Oltre le polemiche quotidiane, il tentativo della politica italiana di trovare un metodo dialogante per affrontare questa fase critica per il Paese registra qualche segnale più concreto del solito. All’origine c’è sempre la moral suasion del presidente della Repubblica che, come si ricorderà, è emersa in modo palese all’inizio di novembre nei colloqui con i presidenti dei due rami del Parlamento e i vertici della Conferenza delle Regioni. Da allora qualcosa si è messo in moto, nel dibattito pubblico come a livello parlamentare. Al Senato, per esempio, la presidente Casellati ha incaricato la commissione Affari costituzionali, guidata dal pd Dario Parrini, di valutare “modalità più efficaci per valorizzare le prerogative del Parlamento in uno stato di emergenza dichiarata”. Su questa tema la commissione ha avviato una serie di audizioni chiamando a consulto un nutrito gruppo di costituzionalisti. Le audizioni proseguiranno anche la prossima settimana e quindi la relazione conclusiva verrà affidata alla Casellati. Fino ad ora i giuristi si sono espressi quasi unanimemente per una commissione bicamerale: secondo alcuni prendendo a modello il Copasir, il comitato di controllo sui servizi segreti, con la presidenza assegnata a un esponente dell’opposizione, secondo altri potenziando la commissione bicamerale per le questioni regionali. Bocciata, invece, la proposta di una conferenza unificata dei capigruppo di Camera e Senato che però resta ancora decisamente in pista, tanto che è stata rilanciata dalla presidente del gruppo di Forza Italia, Anna Maria Bernini. Non è detto, peraltro, che una soluzione escluda l’altra, anche per i tavoli su cui è auspicabile un dialogo tra i partiti sono più d’uno, dal versante strettamente economico a quello delle misure anti-contagio.

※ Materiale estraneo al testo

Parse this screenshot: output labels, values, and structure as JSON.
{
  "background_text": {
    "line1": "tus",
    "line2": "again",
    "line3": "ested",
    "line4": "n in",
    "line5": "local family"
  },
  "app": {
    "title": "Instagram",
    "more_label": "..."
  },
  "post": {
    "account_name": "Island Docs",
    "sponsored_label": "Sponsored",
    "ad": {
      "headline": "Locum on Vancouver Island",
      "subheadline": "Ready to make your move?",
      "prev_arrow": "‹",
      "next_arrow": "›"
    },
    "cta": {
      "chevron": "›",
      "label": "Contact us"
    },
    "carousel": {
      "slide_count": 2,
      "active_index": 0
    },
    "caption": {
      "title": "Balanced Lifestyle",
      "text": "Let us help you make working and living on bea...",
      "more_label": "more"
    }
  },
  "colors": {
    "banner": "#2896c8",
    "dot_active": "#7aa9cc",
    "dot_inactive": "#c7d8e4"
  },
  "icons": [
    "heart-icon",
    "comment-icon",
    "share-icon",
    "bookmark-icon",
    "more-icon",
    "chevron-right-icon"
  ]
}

Sul piano politico generale la proposta in primo piano è quella di affidare l’iter parlamentare della nuova legge di bilancio a due relatori, uno della maggioranza e uno dell’opposizione, il che ovviamente implica un certo livello di condivisione dei contenuti. È stata FI a lanciarla e il Pd (sono questi i partiti più attivi sul fronte del dialogo) ha dato subito un riscontro positivo. Ci sarebbe anche un precedente al tempo del governo Monti. Sullo sfondo – uno sfondo estremamente ravvicinato – c’è la questione del piano per l’impiego dei fondi straordinari europei con scelte che incideranno nella vita del Paese ben oltre i limiti non solo dell’esecutivo in carica ma anche della stessa legislatura (sempre che non coincidano) e quindi richiederebbero un confronto onesto e responsabile tra tutte le forze politiche.

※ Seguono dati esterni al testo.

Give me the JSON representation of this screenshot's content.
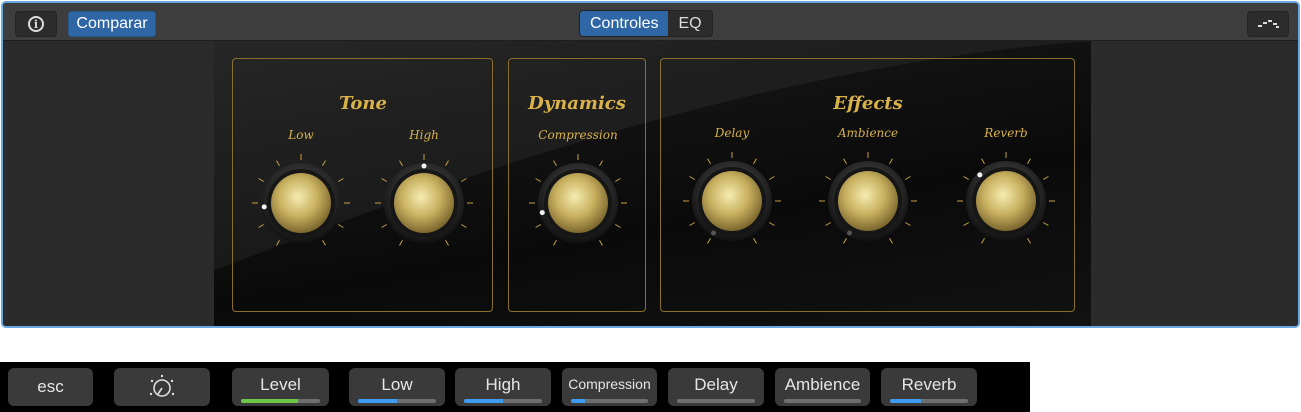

Non c’è dubbio che sia il terreno parlamentare quello in cui il dialogo tra maggioranza e opposizione potrebbe svilupparsi senza alterare la corretta dialettica tra i diversi ruoli. Perché c’è un nodo politico di fondo: non si può chiedere all’opposizione di annullarsi, perdendo la faccia di fronte all’opinione pubblica, ma allo stesso non si può chiedere al governo di rinunciare a governare. Più ancora in profondità, il nodo da sciogliere è se davvero la volontà di dialogo sia sincera, per il bene comune del Paese, o se ognuno in realtà anteponga a tutto il proprio tornaconto di parte (che pure ha il diritto di perseguire ma non contro l’interesse generale) e il richiamo al dialogo sia soltanto un espediente tattico e strumentale.
Del resto, come aveva sottolineato Paolo Pombeni in un’intervista al Sir dopo il voto di settembre, “si va verso un ridisegno degli equilibri politici”.Il partito di maggioranza relativa in Parlamento, il M5S, è alla vigilia di scelte decisive per il suo futuro negli “Stati generali”. A sua volta il partito più forte dell’opposizione, la Lega, è alla ricerca di un nuovo baricentro e oscilla tra posizioni barricadere e istanze più costruttive, con l’aggiunta di un problema di posizionamento internazionale aggravato dall’esito delle elezioni americane. Problemi di posizionamento – sia rispetto all’Europa, sia rispetto alla nuova leadership Usa – interessano direttamente anche FdI che però si è mossa finora con maggiore accortezza e ne sta beneficiando in termini di sondaggi.
Dal versante delle Regioni, in quadro di continue tensioni, merita una sottolineatura la mossa congiunta di Veneto, Friuli-Venezia Giulia ed Emilia-Romagna, che in un esercizio virtuoso di autonomia hanno varato norme più restrittive assumendosene la responsabilità. Due Regioni guidate dal centro-destra e una dal centro-sinistra. Volendo, si può fare.